In our experience, small business leaders tend to take a passive approach to sales, meaning, they take whatever business comes their way instead of being deliberate about it.
Making a sales plan for your small business quickly alleviates:
- Under-performing sales growth
- Constantly cutting expenses to compensate for lack of sales
- Low profits that don’t support cash flow needs
- Unprofitable customers
- Relying on one customer who makes up more than 20% of your profits or changing the way you do business for that customer
It doesn’t take long to figure out 1) who your target market is, 2) how you’re going to find them on a consistent basis, 3) what your revenue growth targets are, and 4) how those revenue targets fit with your overall business goals… this is what making a sales plan for your small business is all about.

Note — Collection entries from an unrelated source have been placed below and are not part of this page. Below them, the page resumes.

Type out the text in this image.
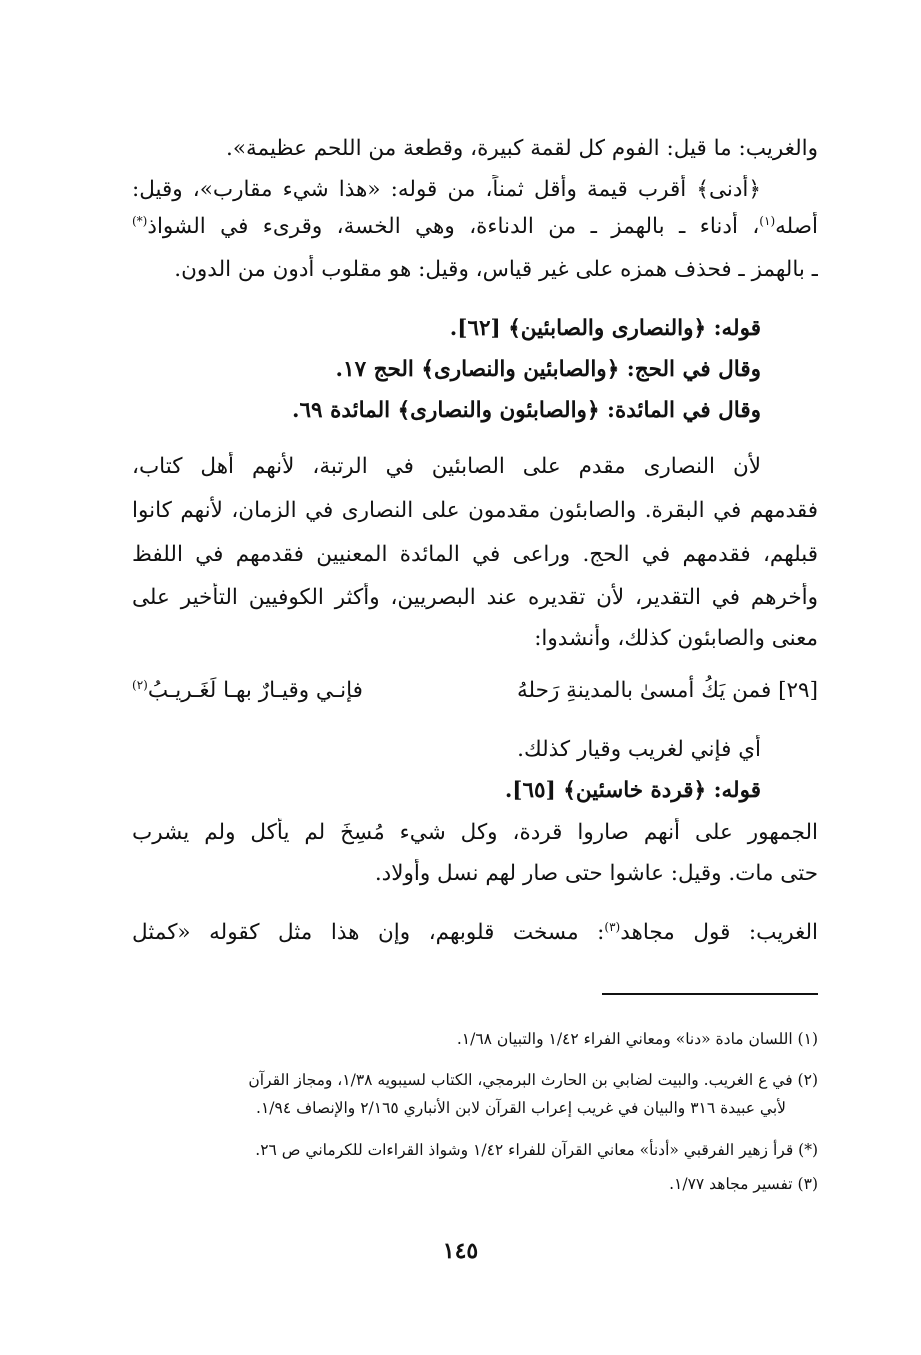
والغريب: ما قيل: الفوم كل لقمة كبيرة، وقطعة من اللحم عظيمة».
﴿أدنى﴾ أقرب قيمة وأقل ثمناً، من قوله: «هذا شيء مقارب»، وقيل:
أصله$^{(١)}$، أدناء ـ بالهمز ـ من الدناءة، وهي الخسة، وقرىء في الشواذ(*)
ـ بالهمز ـ فحذف همزه على غير قياس، وقيل: هو مقلوب أدون من الدون.
قوله: ﴿والنصارى والصابئين﴾ [٦٢].
وقال في الحج: ﴿والصابئين والنصارى﴾ الحج ١٧.
وقال في المائدة: ﴿والصابئون والنصارى﴾ المائدة ٦٩.
لأن النصارى مقدم على الصابئين في الرتبة، لأنهم أهل كتاب،
فقدمهم في البقرة. والصابئون مقدمون على النصارى في الزمان، لأنهم كانوا
قبلهم، فقدمهم في الحج. وراعى في المائدة المعنيين فقدمهم في اللفظ
وأخرهم في التقدير، لأن تقديره عند البصريين، وأكثر الكوفيين التأخير على
معنى والصابئون كذلك، وأنشدوا:
[٢٩] فمن يَكُ أمسىٰ بالمدينةِ رَحلهُ
فإنـي وقيـارٌ بهـا لَغَـريـبُ$^{(٢)}$
أي فإني لغريب وقيار كذلك.
قوله: ﴿قردة خاسئين﴾ [٦٥].
الجمهور على أنهم صاروا قردة، وكل شيء مُسِخَ لم يأكل ولم يشرب
حتى مات. وقيل: عاشوا حتى صار لهم نسل وأولاد.
الغريب: قول مجاهد$^{(٣)}$: مسخت قلوبهم، وإن هذا مثل كقوله «كمثل
(١) اللسان مادة «دنا» ومعاني الفراء ١/٤٢ والتبيان ١/٦٨.
(٢) في ع الغريب. والبيت لضابي بن الحارث البرمجي، الكتاب لسيبويه ١/٣٨، ومجاز القرآن
لأبي عبيدة ٣١٦ والبيان في غريب إعراب القرآن لابن الأنباري ٢/١٦٥ والإنصاف ١/٩٤.
(*) قرأ زهير الفرقبي «أدنأ» معاني القرآن للفراء ١/٤٢ وشواذ القراءات للكرماني ص ٢٦.
(٣) تفسير مجاهد ١/٧٧.
١٤٥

Get off the infamous sales roller coaster
Making a sales plan for your small business starts with identifying your ideal customer, being very specific about their behaviors, characteristics, and demographics. Do this by looking at your very best customers. What do they buy? Why do they buy? When do they buy? Where do they live? What’s their lifestyle, age, gender? After you can answer these questions, write a summary paragraph describing your target market.
Next, set your goals. What RESULTS do you want? Sales goals are typically either $$, like ‘$500K in new business,’ or volume, like ‘50 new clients.’ There are several things to consider when trying to determine numeric goals for your sales results…
- What are your company’s overall goals?
- What’s a reasonable level of growth given past growth or lack of it?
- What’s the market doing?
- What are your resources?
- How much do you need to cover overhead plus yield the amount of profit you want?
- How much should be from new customers vs existing ones?
- What are your sales people capable of? What other duties do they have? What would stretch them but not overwhelm them? You can engage them in the goal-setting… after arriving at individual goals, add them up to arrive at a total company sales goal.
Once you’ve identified your target market and set goals, determine what ACTIVITIES it will take to meet the goals. Making a sales plan for your small business must include both RESULTS and ACTIVITIES goals. So what activities are necessary to produce the ultimate sales goals?
Typical activities include emails, texts, phone calls, followup calls, quotes, and appointments. But depending on what you and your salespeople each identify as their individual development goals, you’ll want to set activity goals unique to that person’s development needs. Here are 3 examples:
- Salesperson A – Push for the yes or the no calls where it’s appropriate.
- Salesperson B – Ask at least 3 needs-based questions before discussing features and benefits.
- Salesperson C – Insure 25% of sales are repeat business.
You’ve heard it before and it’s true… sales is a numbers game. Reviewing and adjusting the sales ACTIVITES numbers on a regular basis is what will lead to your desired sales RESULTS. Eventually you come to know and refine how many cold calls result in one appointment or how many appointments result in one closed sale, etc. With this historical data you become more and more confident in the targets you set for your sales people.
Finally, you’ll want to track and monitor these numbers on a daily, weekly, monthly, and quarterly basis.
If you’d like to spend some dedicated time making a solid sales plan for 2019, we invite you to attend our 6-hour Sales Growth Plan Workshop on Thur., Nov. 8.
Test out your unique strategies, discuss your tough sales issues with fellow small business owners, and walk away with a complete and detailed sales plan that:
- Sets realistic sales goals & identifies how much new business you need to accomplish them.
- Insures your sales goals support:
- Last year’s goals
- What your salespeople are capable of
- How much profit you want and overhead you need to cover
- What the market is doing
- What your company is capable of
- Balances results goals with activities goals
- Creates accountability & insures that your salespeople are engaged & organized
- Sets up a tracking methodology that makes monitoring & adjusting quick & easy.
Click here to learn more and register.
Making a sales plan for your small business sets you on track for growth you can build on year after year. We encourage you to make a deliberate plan before the end of 2018. Whether you attend our workshop or do it on your own, just do it. This time next year you’ll be so glad you did.